- Associated Press - Monday, December 8, 2014

MONTPELIER, Vt. (AP) - A company that wants to bring Canadian power to New England through a new line under Lake Champlain formally asked the Vermont Public Service Board on Monday for approval.

TDI New England filed documents at the board promising several benefits to Vermont in exchange for the board’s approval for a $1.2 billion project that would run the length of the lake, and then cut east from Benson at the lake’s southern end to link to the New England grid at Ludlow, officials told the Associated Press.

Among the company’s promises: $136 million in power cost reductions, made through payments to Vermont’s high-voltage power system operator over the 40-year life of the project; more than $120 million for environmental improvements on the lake; and $1 million a year for 40 years to the state’s Clean Energy Development Fund.

The filing brought immediate questions from a top Vermont energy regulator about whether the promised benefits were generous enough, as well as an environmental group’s vow that it would apply tough scrutiny to the 1,000-megawatt line’s impacts on the lake bottom, and whether any of the power to move over the line would come from power plants burning fossil fuels.

Chris Recchia, commissioner of the Department of Public Service, said one thing the proposal had going for it was that it would rely on underwater and underground power lines, rather than aerial lines mounted on towers.

“The fact that it is entirely underground and underwater makes it possible to have this discussion about hosting a new transmission line,” Recchia said.

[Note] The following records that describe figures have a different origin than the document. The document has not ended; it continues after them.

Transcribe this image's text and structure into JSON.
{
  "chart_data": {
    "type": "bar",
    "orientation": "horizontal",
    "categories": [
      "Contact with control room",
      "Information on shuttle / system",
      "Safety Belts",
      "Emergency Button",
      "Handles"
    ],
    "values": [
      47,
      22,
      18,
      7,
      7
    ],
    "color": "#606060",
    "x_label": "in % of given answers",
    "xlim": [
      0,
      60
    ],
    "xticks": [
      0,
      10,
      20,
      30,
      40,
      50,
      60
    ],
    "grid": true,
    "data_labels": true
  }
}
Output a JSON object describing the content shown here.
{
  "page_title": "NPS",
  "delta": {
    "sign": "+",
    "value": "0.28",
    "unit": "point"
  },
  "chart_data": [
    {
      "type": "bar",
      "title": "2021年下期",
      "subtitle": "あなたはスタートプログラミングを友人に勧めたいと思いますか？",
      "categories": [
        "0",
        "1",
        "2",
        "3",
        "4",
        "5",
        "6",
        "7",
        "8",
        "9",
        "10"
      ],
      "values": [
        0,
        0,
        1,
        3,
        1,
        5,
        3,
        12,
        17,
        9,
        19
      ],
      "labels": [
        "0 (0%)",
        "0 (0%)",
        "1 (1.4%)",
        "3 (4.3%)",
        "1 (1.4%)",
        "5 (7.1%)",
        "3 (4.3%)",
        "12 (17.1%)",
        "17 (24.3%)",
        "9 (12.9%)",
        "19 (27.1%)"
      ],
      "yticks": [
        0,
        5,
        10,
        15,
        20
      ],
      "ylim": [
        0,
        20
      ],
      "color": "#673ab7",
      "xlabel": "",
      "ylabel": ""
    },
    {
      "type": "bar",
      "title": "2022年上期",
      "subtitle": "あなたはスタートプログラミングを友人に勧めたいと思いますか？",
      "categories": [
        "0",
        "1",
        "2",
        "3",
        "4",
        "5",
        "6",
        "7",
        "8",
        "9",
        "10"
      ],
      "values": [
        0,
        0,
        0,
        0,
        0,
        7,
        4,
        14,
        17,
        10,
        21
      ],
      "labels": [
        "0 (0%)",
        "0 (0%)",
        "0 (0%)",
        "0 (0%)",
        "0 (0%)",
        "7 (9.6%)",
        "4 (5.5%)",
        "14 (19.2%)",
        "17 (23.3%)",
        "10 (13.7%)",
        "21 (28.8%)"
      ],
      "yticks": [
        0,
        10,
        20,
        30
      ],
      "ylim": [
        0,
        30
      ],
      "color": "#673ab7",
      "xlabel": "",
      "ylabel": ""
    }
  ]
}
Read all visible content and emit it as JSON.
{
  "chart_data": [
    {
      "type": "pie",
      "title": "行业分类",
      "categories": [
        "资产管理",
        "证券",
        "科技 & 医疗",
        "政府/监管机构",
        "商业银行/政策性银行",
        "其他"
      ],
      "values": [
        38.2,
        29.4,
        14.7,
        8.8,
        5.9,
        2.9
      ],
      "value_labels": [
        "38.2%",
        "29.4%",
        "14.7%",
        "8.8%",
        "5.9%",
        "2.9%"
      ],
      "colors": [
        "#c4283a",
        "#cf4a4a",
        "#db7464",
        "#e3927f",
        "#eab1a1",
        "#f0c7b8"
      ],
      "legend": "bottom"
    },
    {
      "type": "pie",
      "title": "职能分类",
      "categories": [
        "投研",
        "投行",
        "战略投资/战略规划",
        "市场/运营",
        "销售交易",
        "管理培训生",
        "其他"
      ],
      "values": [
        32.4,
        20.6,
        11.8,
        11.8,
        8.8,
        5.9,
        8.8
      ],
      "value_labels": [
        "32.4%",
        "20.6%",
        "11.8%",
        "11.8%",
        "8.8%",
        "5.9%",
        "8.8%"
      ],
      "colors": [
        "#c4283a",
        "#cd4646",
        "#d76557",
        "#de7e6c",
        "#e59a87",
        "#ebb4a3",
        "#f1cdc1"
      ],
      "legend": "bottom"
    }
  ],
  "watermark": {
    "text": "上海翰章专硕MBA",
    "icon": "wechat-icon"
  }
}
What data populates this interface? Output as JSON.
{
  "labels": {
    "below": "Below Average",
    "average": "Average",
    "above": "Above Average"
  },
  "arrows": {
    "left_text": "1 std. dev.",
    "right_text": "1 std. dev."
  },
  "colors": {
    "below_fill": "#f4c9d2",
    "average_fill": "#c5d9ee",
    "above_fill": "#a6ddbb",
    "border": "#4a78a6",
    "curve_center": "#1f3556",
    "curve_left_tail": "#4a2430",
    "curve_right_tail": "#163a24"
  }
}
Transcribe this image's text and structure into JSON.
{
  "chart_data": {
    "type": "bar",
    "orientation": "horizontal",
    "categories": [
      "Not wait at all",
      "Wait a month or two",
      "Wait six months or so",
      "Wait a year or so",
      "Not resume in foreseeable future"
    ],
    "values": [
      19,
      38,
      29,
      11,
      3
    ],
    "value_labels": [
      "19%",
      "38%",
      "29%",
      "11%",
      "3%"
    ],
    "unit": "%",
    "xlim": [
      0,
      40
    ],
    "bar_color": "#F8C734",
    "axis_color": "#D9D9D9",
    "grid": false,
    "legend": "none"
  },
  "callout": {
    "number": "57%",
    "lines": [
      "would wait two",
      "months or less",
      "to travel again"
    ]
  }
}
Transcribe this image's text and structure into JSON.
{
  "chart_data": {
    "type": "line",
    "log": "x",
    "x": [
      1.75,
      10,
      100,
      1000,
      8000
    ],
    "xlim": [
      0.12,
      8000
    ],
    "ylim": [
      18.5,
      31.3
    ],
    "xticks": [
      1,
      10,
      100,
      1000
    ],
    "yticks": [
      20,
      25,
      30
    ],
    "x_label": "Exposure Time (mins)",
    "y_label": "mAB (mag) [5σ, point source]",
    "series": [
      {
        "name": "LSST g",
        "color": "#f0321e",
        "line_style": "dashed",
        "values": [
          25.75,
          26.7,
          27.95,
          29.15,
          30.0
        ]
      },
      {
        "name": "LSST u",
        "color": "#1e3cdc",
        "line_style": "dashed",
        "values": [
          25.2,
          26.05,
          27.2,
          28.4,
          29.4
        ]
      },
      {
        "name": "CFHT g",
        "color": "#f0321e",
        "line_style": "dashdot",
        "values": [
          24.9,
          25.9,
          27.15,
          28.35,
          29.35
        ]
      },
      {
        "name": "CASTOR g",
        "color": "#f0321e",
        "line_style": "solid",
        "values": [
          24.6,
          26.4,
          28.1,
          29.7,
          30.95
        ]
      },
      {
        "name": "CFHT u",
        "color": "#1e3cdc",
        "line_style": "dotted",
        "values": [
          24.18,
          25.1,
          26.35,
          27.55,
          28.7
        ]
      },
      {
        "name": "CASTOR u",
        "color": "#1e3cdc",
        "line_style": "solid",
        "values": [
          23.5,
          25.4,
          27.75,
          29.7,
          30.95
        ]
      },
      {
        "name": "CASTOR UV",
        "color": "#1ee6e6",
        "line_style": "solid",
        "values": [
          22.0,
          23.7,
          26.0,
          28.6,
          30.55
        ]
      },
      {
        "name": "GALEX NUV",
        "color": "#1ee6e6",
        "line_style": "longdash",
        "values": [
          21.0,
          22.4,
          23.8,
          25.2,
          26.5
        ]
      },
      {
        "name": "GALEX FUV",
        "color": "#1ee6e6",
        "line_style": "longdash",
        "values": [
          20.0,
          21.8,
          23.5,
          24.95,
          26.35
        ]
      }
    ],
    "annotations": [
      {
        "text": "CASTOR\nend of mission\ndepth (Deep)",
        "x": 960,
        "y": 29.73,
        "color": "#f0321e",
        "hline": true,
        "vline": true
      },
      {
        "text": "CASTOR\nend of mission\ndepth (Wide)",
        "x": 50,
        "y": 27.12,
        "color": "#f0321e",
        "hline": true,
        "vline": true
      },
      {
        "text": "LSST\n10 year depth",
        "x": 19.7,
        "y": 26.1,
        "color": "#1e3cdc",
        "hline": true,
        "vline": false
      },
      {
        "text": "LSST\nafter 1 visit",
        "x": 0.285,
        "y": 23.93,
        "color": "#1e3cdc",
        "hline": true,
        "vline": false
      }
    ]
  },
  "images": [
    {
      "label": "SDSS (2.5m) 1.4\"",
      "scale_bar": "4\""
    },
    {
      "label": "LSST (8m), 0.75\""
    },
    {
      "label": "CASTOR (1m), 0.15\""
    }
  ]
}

But he said his department needs to “kick the tires.” Recchia said the benefits are “impressive when you look at it over 40 years, the life of the project.” And in choosing Lake Champlain protection and clean energy, “they’ve identified the right categories of interests that need to be addressed.”

But he added, “We’ll have to take a closer look at the magnitude to see if the benefits match the value of the project.”

Sandra Levine of the Conservation Law Foundation said that group was bothered by the fact that TDI has not identified the source of the electricity, saying that would be crucial for the Public Service Board to approve the deal. She added that CLF wants a close study of the potential impacts of digging a trench for the power line on the lake bottom and on the line’s potential to heat the water.

Donald Jessome, TDI’s chief executive, said in an interview that the company had not yet identified the source of power, but added that several Canadian power marketers have expressed interest in sending electricity into the New England market. The region already gets significant power supplies from Canada. TDI applied for federal permits earlier this year.

Jessome said he does not expect the line will carry power from power plants fired by fossil fuels. “It’s very clear that it’s hydro and wind generation that’s our primary focus,” he said.